Trenching and excavation
Planning and protection will help workers stay safe
On April 29, 2022, two brothers died when the 10-foot-deep trench they were working in collapsed. The cave-in was discovered only after the homeowner arrived to check the progress of a barn construction project near Grand Rapids, MI.
Emergency responders needed several hours to recover the bodies of the two men, both of whom worked for their family’s company.
The two deaths were among the 39 caused by full/partial trench or excavation cave-ins in 2022, according to OSHA, and they marked a sobering increase from the 15 recorded in 2021.
The spike spurred the agency to launch enhanced enforcement initiatives.

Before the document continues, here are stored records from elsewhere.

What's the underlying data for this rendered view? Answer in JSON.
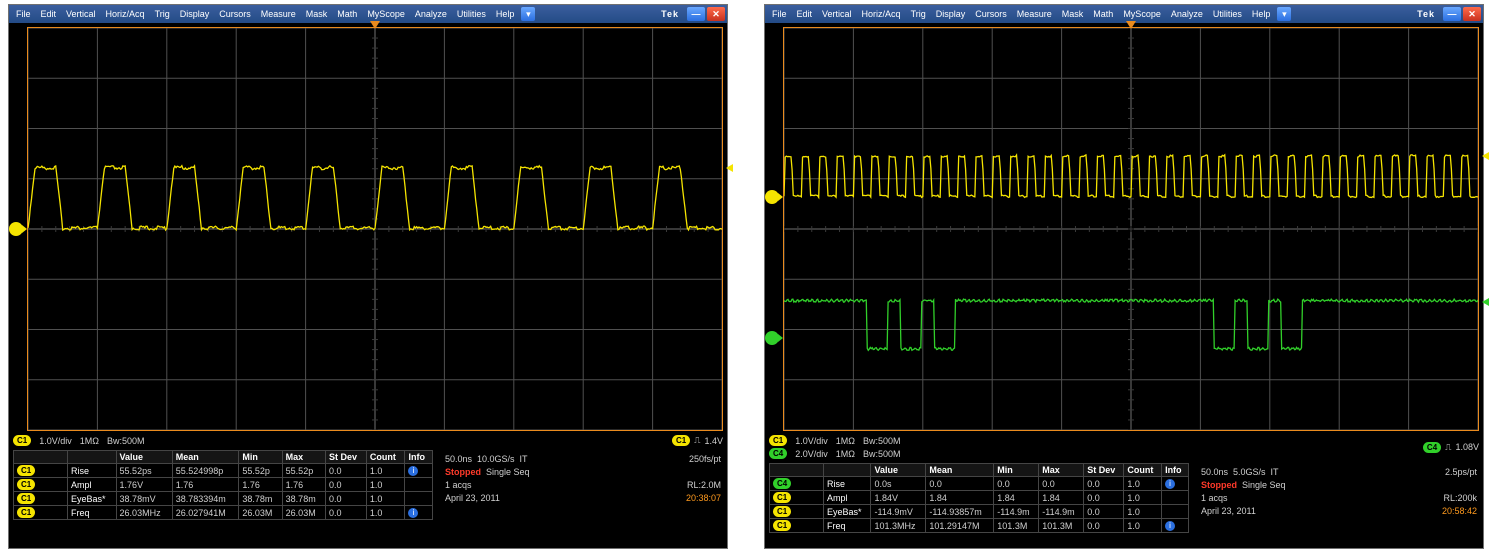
{
  "menus": [
    "File",
    "Edit",
    "Vertical",
    "Horiz/Acq",
    "Trig",
    "Display",
    "Cursors",
    "Measure",
    "Mask",
    "Math",
    "MyScope",
    "Analyze",
    "Utilities",
    "Help"
  ],
  "brand": "Tek",
  "colors": {
    "graticule_border": "#ea8b1e",
    "grid_minor": "#3a3a3a",
    "grid_major": "#505050",
    "grid_center": "#707070",
    "ch1": "#f5e400",
    "ch2": "#31d02a",
    "bg": "#000000",
    "menubar_top": "#3b5e9e",
    "menubar_bot": "#234b86",
    "stopped": "#ff3a2a",
    "timestamp": "#ff9a1e"
  },
  "scopes": [
    {
      "channels": [
        {
          "label": "C1",
          "scale": "1.0V/div",
          "impedance": "1MΩ",
          "bw": "Bw:500M",
          "marker_pct": 50
        }
      ],
      "trigger": {
        "label": "C1",
        "edge": "↗",
        "level": "1.4V"
      },
      "status": {
        "timebase": "50.0ns",
        "sample": "10.0GS/s",
        "mode": "IT",
        "res": "250fs/pt",
        "state": "Stopped",
        "seq": "Single Seq",
        "acqs": "1 acqs",
        "rl": "RL:2.0M",
        "date": "April 23, 2011",
        "time": "20:38:07"
      },
      "meas_headers": [
        "",
        "",
        "Value",
        "Mean",
        "Min",
        "Max",
        "St Dev",
        "Count",
        "Info"
      ],
      "measurements": [
        {
          "ch": "C1",
          "name": "Rise",
          "value": "55.52ps",
          "mean": "55.524998p",
          "min": "55.52p",
          "max": "55.52p",
          "stdev": "0.0",
          "count": "1.0",
          "info": true
        },
        {
          "ch": "C1",
          "name": "Ampl",
          "value": "1.76V",
          "mean": "1.76",
          "min": "1.76",
          "max": "1.76",
          "stdev": "0.0",
          "count": "1.0",
          "info": false
        },
        {
          "ch": "C1",
          "name": "EyeBas*",
          "value": "38.78mV",
          "mean": "38.783394m",
          "min": "38.78m",
          "max": "38.78m",
          "stdev": "0.0",
          "count": "1.0",
          "info": false
        },
        {
          "ch": "C1",
          "name": "Freq",
          "value": "26.03MHz",
          "mean": "26.027941M",
          "min": "26.03M",
          "max": "26.03M",
          "stdev": "0.0",
          "count": "1.0",
          "info": true
        }
      ],
      "wave1": {
        "type": "square",
        "color": "#f5e400",
        "baseline_pct": 50,
        "high_pct": 35,
        "periods": 10,
        "duty": 0.5,
        "edge": 0.1,
        "noise": 2.0
      }
    },
    {
      "channels": [
        {
          "label": "C1",
          "scale": "1.0V/div",
          "impedance": "1MΩ",
          "bw": "Bw:500M",
          "marker_pct": 42
        },
        {
          "label": "C4",
          "scale": "2.0V/div",
          "impedance": "1MΩ",
          "bw": "Bw:500M",
          "marker_pct": 77
        }
      ],
      "trigger": {
        "label": "C4",
        "edge": "↗",
        "level": "1.08V"
      },
      "status": {
        "timebase": "50.0ns",
        "sample": "5.0GS/s",
        "mode": "IT",
        "res": "2.5ps/pt",
        "state": "Stopped",
        "seq": "Single Seq",
        "acqs": "1 acqs",
        "rl": "RL:200k",
        "date": "April 23, 2011",
        "time": "20:58:42"
      },
      "meas_headers": [
        "",
        "",
        "Value",
        "Mean",
        "Min",
        "Max",
        "St Dev",
        "Count",
        "Info"
      ],
      "measurements": [
        {
          "ch": "C4",
          "name": "Rise",
          "value": "0.0s",
          "mean": "0.0",
          "min": "0.0",
          "max": "0.0",
          "stdev": "0.0",
          "count": "1.0",
          "info": true
        },
        {
          "ch": "C1",
          "name": "Ampl",
          "value": "1.84V",
          "mean": "1.84",
          "min": "1.84",
          "max": "1.84",
          "stdev": "0.0",
          "count": "1.0",
          "info": false
        },
        {
          "ch": "C1",
          "name": "EyeBas*",
          "value": "-114.9mV",
          "mean": "-114.93857m",
          "min": "-114.9m",
          "max": "-114.9m",
          "stdev": "0.0",
          "count": "1.0",
          "info": false
        },
        {
          "ch": "C1",
          "name": "Freq",
          "value": "101.3MHz",
          "mean": "101.29147M",
          "min": "101.3M",
          "max": "101.3M",
          "stdev": "0.0",
          "count": "1.0",
          "info": true
        }
      ],
      "wave1": {
        "type": "square",
        "color": "#f5e400",
        "baseline_pct": 42,
        "high_pct": 32,
        "periods": 40,
        "duty": 0.5,
        "edge": 0.05,
        "noise": 1.2
      },
      "wave2": {
        "type": "burst",
        "color": "#31d02a",
        "baseline_pct": 68,
        "low_pct": 80,
        "bursts": [
          {
            "start": 0.12,
            "pulses": 3,
            "width": 0.03,
            "gap": 0.018
          },
          {
            "start": 0.62,
            "pulses": 3,
            "width": 0.03,
            "gap": 0.018
          }
        ],
        "noise": 1.5
      }
    }
  ]
}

“Every one of these tragedies could have been prevented had employers complied with OSHA standards,” agency administrator Doug Parker announced in a July 14 press release. “There simply is no excuse for ignoring safety requirements to prevent trench collapses and cave-ins, and leaving families, friends and co-workers to grieve when the solutions are so well-understood.”

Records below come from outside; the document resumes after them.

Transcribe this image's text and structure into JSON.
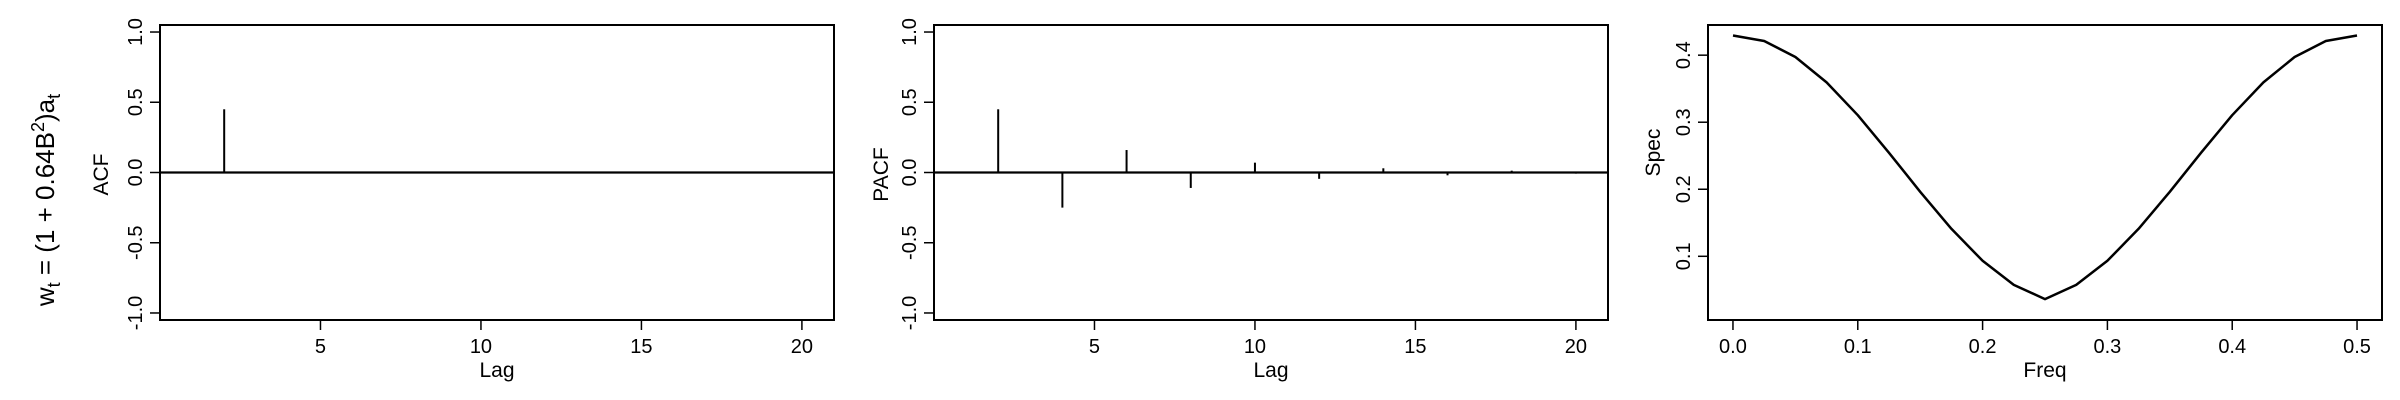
{
  "row_label": {
    "prefix": "w",
    "prefix_sub": "t",
    "mid": " = (1 + 0.64B",
    "sup": "2",
    "close": ")a",
    "suffix_sub": "t"
  },
  "colors": {
    "ink": "#000000",
    "background": "#ffffff"
  },
  "chart_data": [
    {
      "type": "bar",
      "ylabel": "ACF",
      "xlabel": "Lag",
      "xlim": [
        0,
        21
      ],
      "ylim": [
        -1.05,
        1.05
      ],
      "xticks": [
        5,
        10,
        15,
        20
      ],
      "yticks": [
        -1.0,
        -0.5,
        0.0,
        0.5,
        1.0
      ],
      "zero_line": true,
      "lags": [
        1,
        2,
        3,
        4,
        5,
        6,
        7,
        8,
        9,
        10,
        11,
        12,
        13,
        14,
        15,
        16,
        17,
        18,
        19,
        20
      ],
      "values": [
        0,
        0.45,
        0,
        0,
        0,
        0,
        0,
        0,
        0,
        0,
        0,
        0,
        0,
        0,
        0,
        0,
        0,
        0,
        0,
        0
      ]
    },
    {
      "type": "bar",
      "ylabel": "PACF",
      "xlabel": "Lag",
      "xlim": [
        0,
        21
      ],
      "ylim": [
        -1.05,
        1.05
      ],
      "xticks": [
        5,
        10,
        15,
        20
      ],
      "yticks": [
        -1.0,
        -0.5,
        0.0,
        0.5,
        1.0
      ],
      "zero_line": true,
      "lags": [
        1,
        2,
        3,
        4,
        5,
        6,
        7,
        8,
        9,
        10,
        11,
        12,
        13,
        14,
        15,
        16,
        17,
        18,
        19,
        20
      ],
      "values": [
        0,
        0.45,
        0,
        -0.25,
        0,
        0.16,
        0,
        -0.11,
        0,
        0.07,
        0,
        -0.045,
        0,
        0.03,
        0,
        -0.02,
        0,
        0.013,
        0,
        -0.008
      ]
    },
    {
      "type": "line",
      "ylabel": "Spec",
      "xlabel": "Freq",
      "xlim": [
        -0.02,
        0.52
      ],
      "ylim": [
        0.005,
        0.445
      ],
      "xticks": [
        0.0,
        0.1,
        0.2,
        0.3,
        0.4,
        0.5
      ],
      "yticks": [
        0.1,
        0.2,
        0.3,
        0.4
      ],
      "x": [
        0.0,
        0.025,
        0.05,
        0.075,
        0.1,
        0.125,
        0.15,
        0.175,
        0.2,
        0.225,
        0.25,
        0.275,
        0.3,
        0.325,
        0.35,
        0.375,
        0.4,
        0.425,
        0.45,
        0.475,
        0.5
      ],
      "y": [
        0.4294,
        0.4212,
        0.3973,
        0.3594,
        0.3104,
        0.2544,
        0.1962,
        0.141,
        0.0933,
        0.0574,
        0.0361,
        0.0574,
        0.0933,
        0.141,
        0.1962,
        0.2544,
        0.3104,
        0.3594,
        0.3973,
        0.4212,
        0.4294
      ]
    }
  ]
}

The hazards of trenching and excavation
The hazards of trenching and excavation are well-established. One is the sheer weight of soil. A cubic yard can weigh about 3,000 pounds. That’s as much as a car.
“The weight of soil is so heavy that it will crush you,” says a hazard alert from CPWR – The Center for Construction Research and Training. “You could die in minutes from a trench collapse, even if your head and arms are above the dirt.”
Another danger? The volatile nature of a trench or excavation. For example, water accumulation – from weather or from underground – can weaken the soil and lead to a cave-in.
“A change can happen at a moment’s notice,” said Mike Kassman, director of OSHA and disaster response training at CPWR. “It’s going to happen faster than you can react.
“A lot of folks, maybe young workers, think they can get out faster than they actually can.”
Hazards can also stem from:
- Construction equipment and machinery
- Buried electrical or gas lines
- Gases and fumes
Among the trenching and excavation deaths in OSHA’s Accident Search for 2022 were an electrocution, a worker who died of severe heat stroke, another who was struck by a falling concrete pipe and one who fell into a trench.
Is it a trench or an excavation?
OSHA defines an excavation as “any man-made cut, cavity, trench or depression in an earth surface that is formed by earth removal.” A trench, meanwhile, is “a narrow excavation (in relation to its length) made below the surface of the ground.”
Typically, a trench is deeper than it is wide, but that width when measured from the bottom is no greater than 15 feet.
“Every trench is an excavation, but not every excavation is a trench,” said Kenneth Koroll, a safety and occupational health specialist in OSHA’s Office of Construction Services.
Trenching and excavation protections
OSHA’s excavation standards are covered in 1926 Subpart P, which includes 1926.650-652 and Appendixes A-F.
Casey Perkins, assistant regional administrator of enforcement programs for OSHA Region 6, and Ralph DiNapoli, director of safety for construction company Columbia in North Reading, MA, both emphasized that OSHA standards are minimum compliance. Employers should aim to go beyond the minimum requirements – especially when it comes to trenching and excavation.
OSHA requires protective systems for excavations 5 feet or deeper, unless the excavation is composed entirely of stable rock. For excavations shallower than 5 feet, a protective system is required if a “competent person” finds any indication of a potential cave-in.
The main protective systems are:
Sloping: Cutting back the trench wall at an angle that’s inclined away from the excavation.
Benching: Forming one or a series of horizontal levels or steps into the sides of an excavation, usually with vertical or near-vertical surfaces between levels.
Shoring: Installing aluminum hydraulic or other types of supports to prevent soil movement and cave-ins.
Shielding: Using trench boxes or other supports to prevent cave-ins.
CPWR cautions that workers should never enter a trench unless it has been properly inspected. Once they’re in it, they should stay inside the protected areas only.
“Some types of soil are stable and some are not,” OSHA says. “When digging a trench, it’s important to know the type of soil you’re working with so you know how to properly slope, bench or shore the trench.”
Appendix A in 1926 Subpart P outlines the types of soils: stable rock and types A, B and C. The competent person has the responsibility of classifying the soil type.